Much like most cities don't have police doing the work of meter maids, Berkeley city leaders are saying that cops don't need to be involved in traffic stops either. And the Berkeley City Council will take a vote on creating this proposed Department of Transportation next week.
"Most traffic stops don't really warrant a police officer," says Darrel Owens, the co-executive of local non-profit East Bay for Everyone, and one of the people responsible for crafting the proposal, speaking to ABC 7. Owens sees this as one logical step in the process of defunding police departments nationwide.
"A minor traffic violation should not [result] in the murder of a black or brown body, but at the same time we can also re-examine the nature of punitive law enforcement and broken windows policing that makes traffic enforcement so deadly to begin with," Owens says.
Last week, the Berkeley City Council passed a budget that cuts $9.2 million from the police department, which was proposed by Mayor Jesse Arreguín.
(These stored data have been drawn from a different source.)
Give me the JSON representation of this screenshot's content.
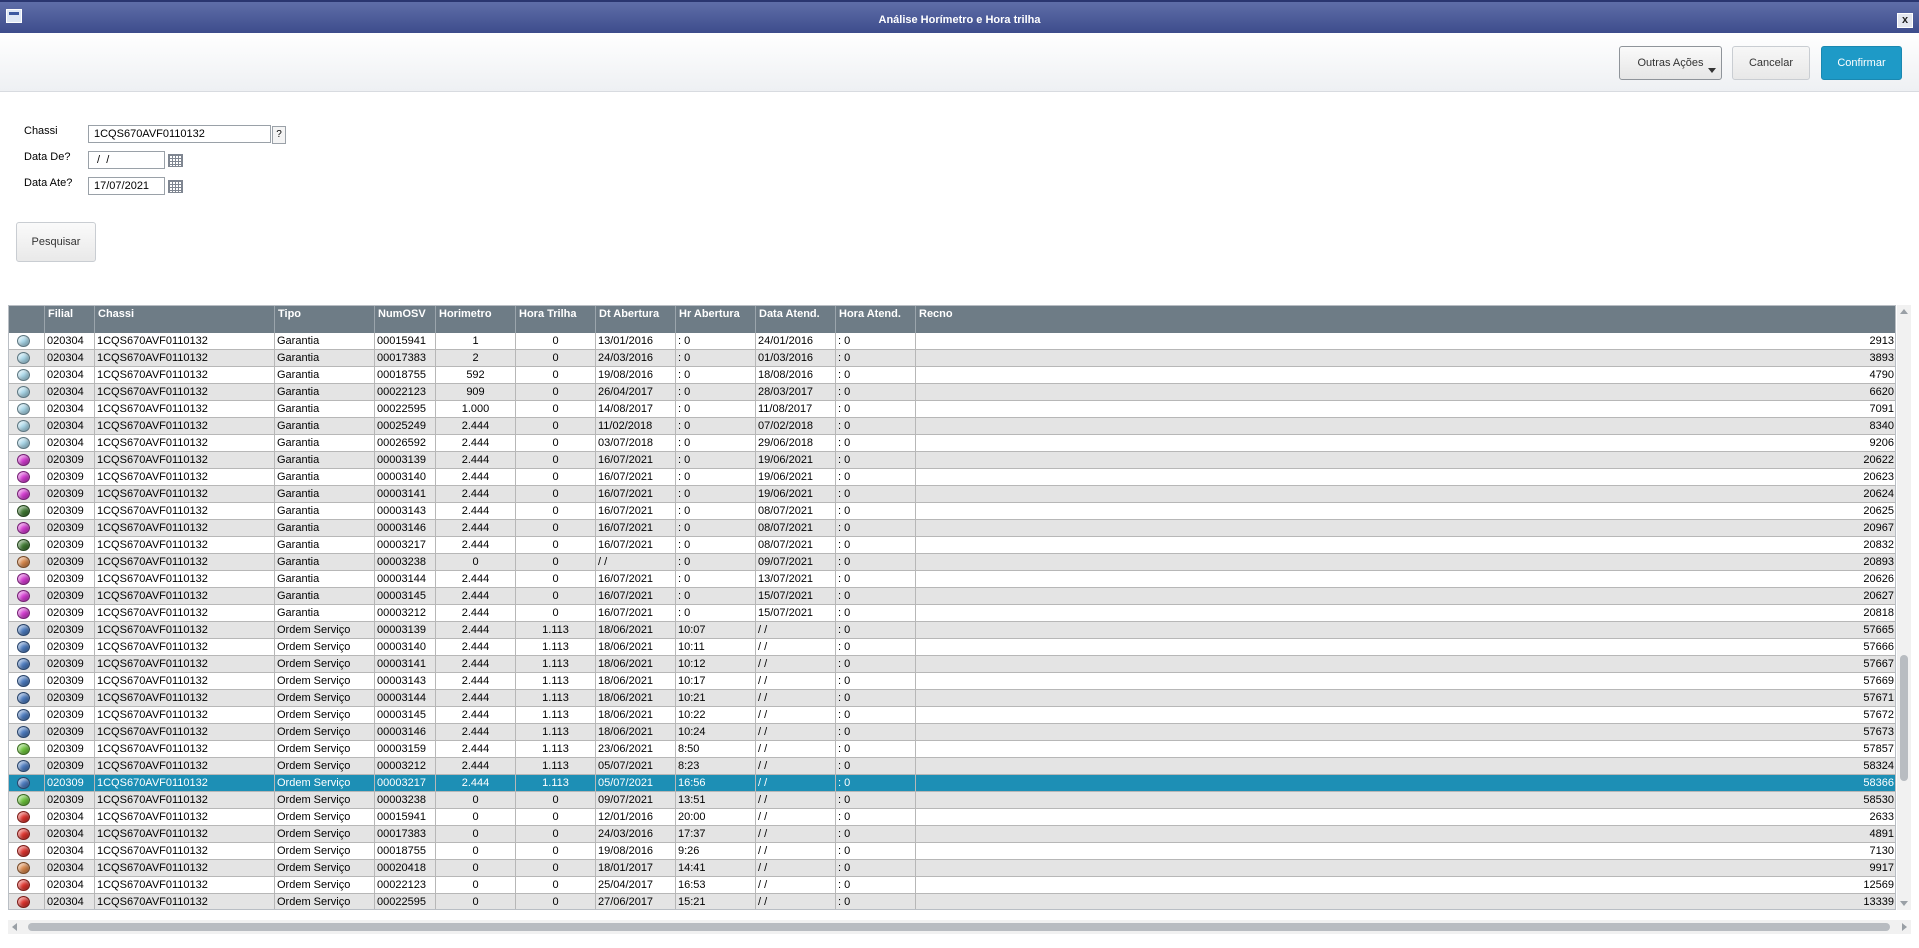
{
  "window": {
    "title": "Análise Horímetro e Hora trilha",
    "close_label": "x"
  },
  "toolbar": {
    "other_actions_label": "Outras Ações",
    "cancel_label": "Cancelar",
    "confirm_label": "Confirmar"
  },
  "form": {
    "chassi_label": "Chassi",
    "chassi_value": "1CQS670AVF0110132",
    "help_label": "?",
    "date_from_label": "Data De?",
    "date_from_value": " /  /",
    "date_to_label": "Data Ate?",
    "date_to_value": "17/07/2021",
    "search_label": "Pesquisar"
  },
  "colors": {
    "accent": "#1e9ac7",
    "selected_row": "#1d8fb5",
    "header": "#6e7c86"
  },
  "status_colors": {
    "light-blue": "#a9d8ea",
    "magenta": "#d63bd3",
    "dark-green": "#3f7a32",
    "orange": "#d9874a",
    "blue": "#4c7cc1",
    "green": "#6ec63c",
    "red": "#e0332d"
  },
  "table": {
    "columns": [
      "",
      "Filial",
      "Chassi",
      "Tipo",
      "NumOSV",
      "Horimetro",
      "Hora Trilha",
      "Dt Abertura",
      "Hr Abertura",
      "Data Atend.",
      "Hora Atend.",
      "Recno"
    ],
    "rows": [
      {
        "status": "light-blue",
        "filial": "020304",
        "chassi": "1CQS670AVF0110132",
        "tipo": "Garantia",
        "numosv": "00015941",
        "horimetro": "1",
        "hora_trilha": "0",
        "dt_abertura": "13/01/2016",
        "hr_abertura": ": 0",
        "data_atend": "24/01/2016",
        "hora_atend": ": 0",
        "recno": "2913"
      },
      {
        "status": "light-blue",
        "filial": "020304",
        "chassi": "1CQS670AVF0110132",
        "tipo": "Garantia",
        "numosv": "00017383",
        "horimetro": "2",
        "hora_trilha": "0",
        "dt_abertura": "24/03/2016",
        "hr_abertura": ": 0",
        "data_atend": "01/03/2016",
        "hora_atend": ": 0",
        "recno": "3893"
      },
      {
        "status": "light-blue",
        "filial": "020304",
        "chassi": "1CQS670AVF0110132",
        "tipo": "Garantia",
        "numosv": "00018755",
        "horimetro": "592",
        "hora_trilha": "0",
        "dt_abertura": "19/08/2016",
        "hr_abertura": ": 0",
        "data_atend": "18/08/2016",
        "hora_atend": ": 0",
        "recno": "4790"
      },
      {
        "status": "light-blue",
        "filial": "020304",
        "chassi": "1CQS670AVF0110132",
        "tipo": "Garantia",
        "numosv": "00022123",
        "horimetro": "909",
        "hora_trilha": "0",
        "dt_abertura": "26/04/2017",
        "hr_abertura": ": 0",
        "data_atend": "28/03/2017",
        "hora_atend": ": 0",
        "recno": "6620"
      },
      {
        "status": "light-blue",
        "filial": "020304",
        "chassi": "1CQS670AVF0110132",
        "tipo": "Garantia",
        "numosv": "00022595",
        "horimetro": "1.000",
        "hora_trilha": "0",
        "dt_abertura": "14/08/2017",
        "hr_abertura": ": 0",
        "data_atend": "11/08/2017",
        "hora_atend": ": 0",
        "recno": "7091"
      },
      {
        "status": "light-blue",
        "filial": "020304",
        "chassi": "1CQS670AVF0110132",
        "tipo": "Garantia",
        "numosv": "00025249",
        "horimetro": "2.444",
        "hora_trilha": "0",
        "dt_abertura": "11/02/2018",
        "hr_abertura": ": 0",
        "data_atend": "07/02/2018",
        "hora_atend": ": 0",
        "recno": "8340"
      },
      {
        "status": "light-blue",
        "filial": "020304",
        "chassi": "1CQS670AVF0110132",
        "tipo": "Garantia",
        "numosv": "00026592",
        "horimetro": "2.444",
        "hora_trilha": "0",
        "dt_abertura": "03/07/2018",
        "hr_abertura": ": 0",
        "data_atend": "29/06/2018",
        "hora_atend": ": 0",
        "recno": "9206"
      },
      {
        "status": "magenta",
        "filial": "020309",
        "chassi": "1CQS670AVF0110132",
        "tipo": "Garantia",
        "numosv": "00003139",
        "horimetro": "2.444",
        "hora_trilha": "0",
        "dt_abertura": "16/07/2021",
        "hr_abertura": ": 0",
        "data_atend": "19/06/2021",
        "hora_atend": ": 0",
        "recno": "20622"
      },
      {
        "status": "magenta",
        "filial": "020309",
        "chassi": "1CQS670AVF0110132",
        "tipo": "Garantia",
        "numosv": "00003140",
        "horimetro": "2.444",
        "hora_trilha": "0",
        "dt_abertura": "16/07/2021",
        "hr_abertura": ": 0",
        "data_atend": "19/06/2021",
        "hora_atend": ": 0",
        "recno": "20623"
      },
      {
        "status": "magenta",
        "filial": "020309",
        "chassi": "1CQS670AVF0110132",
        "tipo": "Garantia",
        "numosv": "00003141",
        "horimetro": "2.444",
        "hora_trilha": "0",
        "dt_abertura": "16/07/2021",
        "hr_abertura": ": 0",
        "data_atend": "19/06/2021",
        "hora_atend": ": 0",
        "recno": "20624"
      },
      {
        "status": "dark-green",
        "filial": "020309",
        "chassi": "1CQS670AVF0110132",
        "tipo": "Garantia",
        "numosv": "00003143",
        "horimetro": "2.444",
        "hora_trilha": "0",
        "dt_abertura": "16/07/2021",
        "hr_abertura": ": 0",
        "data_atend": "08/07/2021",
        "hora_atend": ": 0",
        "recno": "20625"
      },
      {
        "status": "magenta",
        "filial": "020309",
        "chassi": "1CQS670AVF0110132",
        "tipo": "Garantia",
        "numosv": "00003146",
        "horimetro": "2.444",
        "hora_trilha": "0",
        "dt_abertura": "16/07/2021",
        "hr_abertura": ": 0",
        "data_atend": "08/07/2021",
        "hora_atend": ": 0",
        "recno": "20967"
      },
      {
        "status": "dark-green",
        "filial": "020309",
        "chassi": "1CQS670AVF0110132",
        "tipo": "Garantia",
        "numosv": "00003217",
        "horimetro": "2.444",
        "hora_trilha": "0",
        "dt_abertura": "16/07/2021",
        "hr_abertura": ": 0",
        "data_atend": "08/07/2021",
        "hora_atend": ": 0",
        "recno": "20832"
      },
      {
        "status": "orange",
        "filial": "020309",
        "chassi": "1CQS670AVF0110132",
        "tipo": "Garantia",
        "numosv": "00003238",
        "horimetro": "0",
        "hora_trilha": "0",
        "dt_abertura": " /  /",
        "hr_abertura": ": 0",
        "data_atend": "09/07/2021",
        "hora_atend": ": 0",
        "recno": "20893"
      },
      {
        "status": "magenta",
        "filial": "020309",
        "chassi": "1CQS670AVF0110132",
        "tipo": "Garantia",
        "numosv": "00003144",
        "horimetro": "2.444",
        "hora_trilha": "0",
        "dt_abertura": "16/07/2021",
        "hr_abertura": ": 0",
        "data_atend": "13/07/2021",
        "hora_atend": ": 0",
        "recno": "20626"
      },
      {
        "status": "magenta",
        "filial": "020309",
        "chassi": "1CQS670AVF0110132",
        "tipo": "Garantia",
        "numosv": "00003145",
        "horimetro": "2.444",
        "hora_trilha": "0",
        "dt_abertura": "16/07/2021",
        "hr_abertura": ": 0",
        "data_atend": "15/07/2021",
        "hora_atend": ": 0",
        "recno": "20627"
      },
      {
        "status": "magenta",
        "filial": "020309",
        "chassi": "1CQS670AVF0110132",
        "tipo": "Garantia",
        "numosv": "00003212",
        "horimetro": "2.444",
        "hora_trilha": "0",
        "dt_abertura": "16/07/2021",
        "hr_abertura": ": 0",
        "data_atend": "15/07/2021",
        "hora_atend": ": 0",
        "recno": "20818"
      },
      {
        "status": "blue",
        "filial": "020309",
        "chassi": "1CQS670AVF0110132",
        "tipo": "Ordem Serviço",
        "numosv": "00003139",
        "horimetro": "2.444",
        "hora_trilha": "1.113",
        "dt_abertura": "18/06/2021",
        "hr_abertura": "10:07",
        "data_atend": " /  /",
        "hora_atend": ": 0",
        "recno": "57665"
      },
      {
        "status": "blue",
        "filial": "020309",
        "chassi": "1CQS670AVF0110132",
        "tipo": "Ordem Serviço",
        "numosv": "00003140",
        "horimetro": "2.444",
        "hora_trilha": "1.113",
        "dt_abertura": "18/06/2021",
        "hr_abertura": "10:11",
        "data_atend": " /  /",
        "hora_atend": ": 0",
        "recno": "57666"
      },
      {
        "status": "blue",
        "filial": "020309",
        "chassi": "1CQS670AVF0110132",
        "tipo": "Ordem Serviço",
        "numosv": "00003141",
        "horimetro": "2.444",
        "hora_trilha": "1.113",
        "dt_abertura": "18/06/2021",
        "hr_abertura": "10:12",
        "data_atend": " /  /",
        "hora_atend": ": 0",
        "recno": "57667"
      },
      {
        "status": "blue",
        "filial": "020309",
        "chassi": "1CQS670AVF0110132",
        "tipo": "Ordem Serviço",
        "numosv": "00003143",
        "horimetro": "2.444",
        "hora_trilha": "1.113",
        "dt_abertura": "18/06/2021",
        "hr_abertura": "10:17",
        "data_atend": " /  /",
        "hora_atend": ": 0",
        "recno": "57669"
      },
      {
        "status": "blue",
        "filial": "020309",
        "chassi": "1CQS670AVF0110132",
        "tipo": "Ordem Serviço",
        "numosv": "00003144",
        "horimetro": "2.444",
        "hora_trilha": "1.113",
        "dt_abertura": "18/06/2021",
        "hr_abertura": "10:21",
        "data_atend": " /  /",
        "hora_atend": ": 0",
        "recno": "57671"
      },
      {
        "status": "blue",
        "filial": "020309",
        "chassi": "1CQS670AVF0110132",
        "tipo": "Ordem Serviço",
        "numosv": "00003145",
        "horimetro": "2.444",
        "hora_trilha": "1.113",
        "dt_abertura": "18/06/2021",
        "hr_abertura": "10:22",
        "data_atend": " /  /",
        "hora_atend": ": 0",
        "recno": "57672"
      },
      {
        "status": "blue",
        "filial": "020309",
        "chassi": "1CQS670AVF0110132",
        "tipo": "Ordem Serviço",
        "numosv": "00003146",
        "horimetro": "2.444",
        "hora_trilha": "1.113",
        "dt_abertura": "18/06/2021",
        "hr_abertura": "10:24",
        "data_atend": " /  /",
        "hora_atend": ": 0",
        "recno": "57673"
      },
      {
        "status": "green",
        "filial": "020309",
        "chassi": "1CQS670AVF0110132",
        "tipo": "Ordem Serviço",
        "numosv": "00003159",
        "horimetro": "2.444",
        "hora_trilha": "1.113",
        "dt_abertura": "23/06/2021",
        "hr_abertura": "8:50",
        "data_atend": " /  /",
        "hora_atend": ": 0",
        "recno": "57857"
      },
      {
        "status": "blue",
        "filial": "020309",
        "chassi": "1CQS670AVF0110132",
        "tipo": "Ordem Serviço",
        "numosv": "00003212",
        "horimetro": "2.444",
        "hora_trilha": "1.113",
        "dt_abertura": "05/07/2021",
        "hr_abertura": "8:23",
        "data_atend": " /  /",
        "hora_atend": ": 0",
        "recno": "58324"
      },
      {
        "status": "blue",
        "filial": "020309",
        "chassi": "1CQS670AVF0110132",
        "tipo": "Ordem Serviço",
        "numosv": "00003217",
        "horimetro": "2.444",
        "hora_trilha": "1.113",
        "dt_abertura": "05/07/2021",
        "hr_abertura": "16:56",
        "data_atend": " /  /",
        "hora_atend": ": 0",
        "recno": "58366",
        "selected": true
      },
      {
        "status": "green",
        "filial": "020309",
        "chassi": "1CQS670AVF0110132",
        "tipo": "Ordem Serviço",
        "numosv": "00003238",
        "horimetro": "0",
        "hora_trilha": "0",
        "dt_abertura": "09/07/2021",
        "hr_abertura": "13:51",
        "data_atend": " /  /",
        "hora_atend": ": 0",
        "recno": "58530"
      },
      {
        "status": "red",
        "filial": "020304",
        "chassi": "1CQS670AVF0110132",
        "tipo": "Ordem Serviço",
        "numosv": "00015941",
        "horimetro": "0",
        "hora_trilha": "0",
        "dt_abertura": "12/01/2016",
        "hr_abertura": "20:00",
        "data_atend": " /  /",
        "hora_atend": ": 0",
        "recno": "2633"
      },
      {
        "status": "red",
        "filial": "020304",
        "chassi": "1CQS670AVF0110132",
        "tipo": "Ordem Serviço",
        "numosv": "00017383",
        "horimetro": "0",
        "hora_trilha": "0",
        "dt_abertura": "24/03/2016",
        "hr_abertura": "17:37",
        "data_atend": " /  /",
        "hora_atend": ": 0",
        "recno": "4891"
      },
      {
        "status": "red",
        "filial": "020304",
        "chassi": "1CQS670AVF0110132",
        "tipo": "Ordem Serviço",
        "numosv": "00018755",
        "horimetro": "0",
        "hora_trilha": "0",
        "dt_abertura": "19/08/2016",
        "hr_abertura": "9:26",
        "data_atend": " /  /",
        "hora_atend": ": 0",
        "recno": "7130"
      },
      {
        "status": "orange",
        "filial": "020304",
        "chassi": "1CQS670AVF0110132",
        "tipo": "Ordem Serviço",
        "numosv": "00020418",
        "horimetro": "0",
        "hora_trilha": "0",
        "dt_abertura": "18/01/2017",
        "hr_abertura": "14:41",
        "data_atend": " /  /",
        "hora_atend": ": 0",
        "recno": "9917"
      },
      {
        "status": "red",
        "filial": "020304",
        "chassi": "1CQS670AVF0110132",
        "tipo": "Ordem Serviço",
        "numosv": "00022123",
        "horimetro": "0",
        "hora_trilha": "0",
        "dt_abertura": "25/04/2017",
        "hr_abertura": "16:53",
        "data_atend": " /  /",
        "hora_atend": ": 0",
        "recno": "12569"
      },
      {
        "status": "red",
        "filial": "020304",
        "chassi": "1CQS670AVF0110132",
        "tipo": "Ordem Serviço",
        "numosv": "00022595",
        "horimetro": "0",
        "hora_trilha": "0",
        "dt_abertura": "27/06/2017",
        "hr_abertura": "15:21",
        "data_atend": " /  /",
        "hora_atend": ": 0",
        "recno": "13339"
      }
    ]
  }
}
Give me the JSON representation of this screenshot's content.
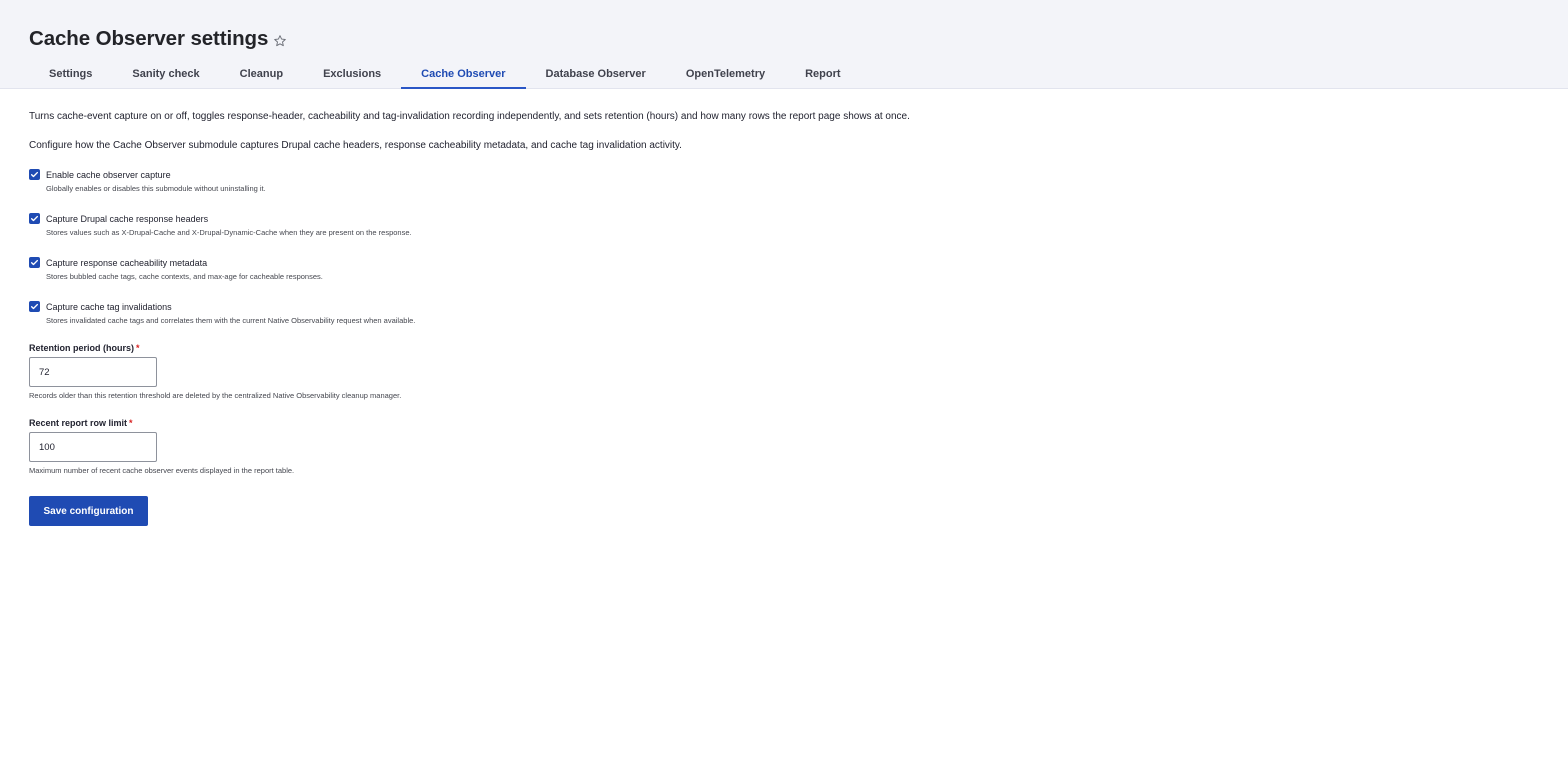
{
  "page": {
    "title": "Cache Observer settings",
    "favorite_icon": "star-outline-icon"
  },
  "tabs": [
    {
      "label": "Settings",
      "active": false
    },
    {
      "label": "Sanity check",
      "active": false
    },
    {
      "label": "Cleanup",
      "active": false
    },
    {
      "label": "Exclusions",
      "active": false
    },
    {
      "label": "Cache Observer",
      "active": true
    },
    {
      "label": "Database Observer",
      "active": false
    },
    {
      "label": "OpenTelemetry",
      "active": false
    },
    {
      "label": "Report",
      "active": false
    }
  ],
  "intro": {
    "summary": "Turns cache-event capture on or off, toggles response-header, cacheability and tag-invalidation recording independently, and sets retention (hours) and how many rows the report page shows at once.",
    "description": "Configure how the Cache Observer submodule captures Drupal cache headers, response cacheability metadata, and cache tag invalidation activity."
  },
  "checkboxes": [
    {
      "label": "Enable cache observer capture",
      "description": "Globally enables or disables this submodule without uninstalling it.",
      "checked": true
    },
    {
      "label": "Capture Drupal cache response headers",
      "description": "Stores values such as X-Drupal-Cache and X-Drupal-Dynamic-Cache when they are present on the response.",
      "checked": true
    },
    {
      "label": "Capture response cacheability metadata",
      "description": "Stores bubbled cache tags, cache contexts, and max-age for cacheable responses.",
      "checked": true
    },
    {
      "label": "Capture cache tag invalidations",
      "description": "Stores invalidated cache tags and correlates them with the current Native Observability request when available.",
      "checked": true
    }
  ],
  "retention": {
    "label": "Retention period (hours)",
    "required_marker": "*",
    "value": "72",
    "description": "Records older than this retention threshold are deleted by the centralized Native Observability cleanup manager."
  },
  "row_limit": {
    "label": "Recent report row limit",
    "required_marker": "*",
    "value": "100",
    "description": "Maximum number of recent cache observer events displayed in the report table."
  },
  "actions": {
    "save_label": "Save configuration"
  },
  "colors": {
    "accent": "#1f4bb3",
    "header_bg": "#f3f4f9",
    "required": "#d72222"
  }
}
As he told the Chronicle, "We may need to reduce the Police Department by 30% — it may be 60%, it may be 70%. We don’t have that number right now."
And at least 100 Berkeley residents showed up to a mid-June council meeting calling for drastic changes to how law enforcement and public safety work in the city — with some calling for abolishing the Berkeley Police Department altogether, as Berkeleyside reported.
"A serious discussion of the role of modern policing is incomplete without a conversation around traffic enforcement," says Berkeley City Councilmember Lori Droste. She and two other councilmembers, along with the mayor, are sponsoring the proposal to create the Department of Transportation.
And while ABC 7 naturally found some residents on the street of downtown Berkeley who are uncomfortable with removing police from traffic enforcement, Droste says people shouldn't be worried. "We don't want to inhibit apprehending dangerous criminals or drunk drivers. That is not the intent," she tells ABC 7.
Funding for the new department has not been figured out, and the council vote next week will be simply to begin the community engagement process.
If the proposal becomes a reality, it will be another in a string of progressive measures that Berkeley has undertaken before the rest of the country. Berkeley became the first city in the nation last year to ban all natural gas lines from being installed in new construction — something that San Francisco may still consider doing — and in decades past Berkeley has banned everything from plastic straws to smoking in public long before most or all other American cities made similar moves.